Bij opgravingen in de Wildervanksterdallen ontdekten Smit en de vrijwilligers resten van honderden haardkuilen, zichtbaar in de zandbodem als zwartgroene vlekken met een doorsnee van één tot anderhalve meter en een diepte van ongeveer een halve meter. Volgens Smit dienden deze om onder meer voedsel te bereiden. Uit onderzoek bleek dat de haardkuilen weer dichtgegooid werden na enkele malen te zijn gebruikt. Ze bevatten houtskoolresten van bomen uit het gebied. Op basis van koolstofdateringen bleken dit overblijfselen van jager-verzamelaars uit het mesolithicum (midden steentijd, ongeveer 8000 tot 5000 v.Chr.). Daarmee verlengde Smit de geschiedenis van de Veenkoloniën met ongeveer tienduizend jaar.

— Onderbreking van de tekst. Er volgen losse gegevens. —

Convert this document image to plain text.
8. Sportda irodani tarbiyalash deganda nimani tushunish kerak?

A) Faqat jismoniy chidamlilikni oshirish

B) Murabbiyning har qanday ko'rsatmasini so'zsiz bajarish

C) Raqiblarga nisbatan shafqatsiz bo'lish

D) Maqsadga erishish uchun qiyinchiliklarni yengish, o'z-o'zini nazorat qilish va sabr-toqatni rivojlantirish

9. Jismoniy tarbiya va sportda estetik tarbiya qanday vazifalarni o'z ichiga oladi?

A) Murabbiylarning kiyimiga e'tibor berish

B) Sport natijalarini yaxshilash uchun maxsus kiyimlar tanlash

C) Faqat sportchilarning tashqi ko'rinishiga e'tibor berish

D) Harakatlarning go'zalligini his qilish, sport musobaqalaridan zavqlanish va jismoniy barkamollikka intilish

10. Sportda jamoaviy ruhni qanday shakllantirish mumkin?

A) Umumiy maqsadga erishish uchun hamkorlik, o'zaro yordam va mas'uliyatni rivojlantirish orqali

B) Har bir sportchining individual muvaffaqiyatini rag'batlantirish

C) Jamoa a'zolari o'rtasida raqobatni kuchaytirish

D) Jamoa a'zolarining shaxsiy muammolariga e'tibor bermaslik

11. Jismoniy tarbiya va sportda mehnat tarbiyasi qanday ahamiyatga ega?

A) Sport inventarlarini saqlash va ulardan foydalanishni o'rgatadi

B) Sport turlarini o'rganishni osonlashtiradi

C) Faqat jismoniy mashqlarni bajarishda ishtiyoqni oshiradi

John Smit dacht dat de sporen verband hielden met een klein dorpje, maar in de loop der tijd veranderden de archeologische inzichten. John’s zoon Bjørn raakte geboeid door het onderzoek dat zijn vader deed en werd ook archeoloog. Volgens Bjørn zijn elders in Nederland ook sporen van deze jager-verzamelaars gevonden. Ze trokken in familiegroepen van enkele tientallen tot honderden mensen door het landschap. Gedurende een lange periode ontmoetten ze elkaar periodiek op vaste plekken in een soort ‘seizoenskampementen’, waar ze ervaringen en kennis uitwisselden die van belang waren voor de jacht of voor voedselbronnen. Ze spraken bijvoorbeeld over trekroutes van het wild, maar ook over hoe het met bepaalde mensen of families ging.

Om na te gaan hoe bepaalde dingen tot stand kwamen, hield John Smit zich ook bezig met experimentele archeologie: hoe je stenen werktuigen maakt of een kuil graaft, bijvoorbeeld met een schouderblad van een hert als schep, hoe je vuur kan maken en daarin een steen kan verwarmen om daarop eten te bereiden en hoe je water kookt in een soort zak van dierenhuid door er een hete steen in te dompelen.

Als eerbetoon aan John Smit, vanwege zijn betekenis voor de Veenkoloniale archeologie en zijn inspirerende persoonlijkheid werd in 2002 een houten wandel- en fietsbrug over het A.G. Wildervanckkanaal in de streek Hoetmansmeer naar hem vernoemd. De brug ligt hemelsbreed ongeveer 800 meter van de plek waar honderden haardkuilen gevonden zijn en waar Smit en zijn werkgroepleden hun opgravingen verrichtten.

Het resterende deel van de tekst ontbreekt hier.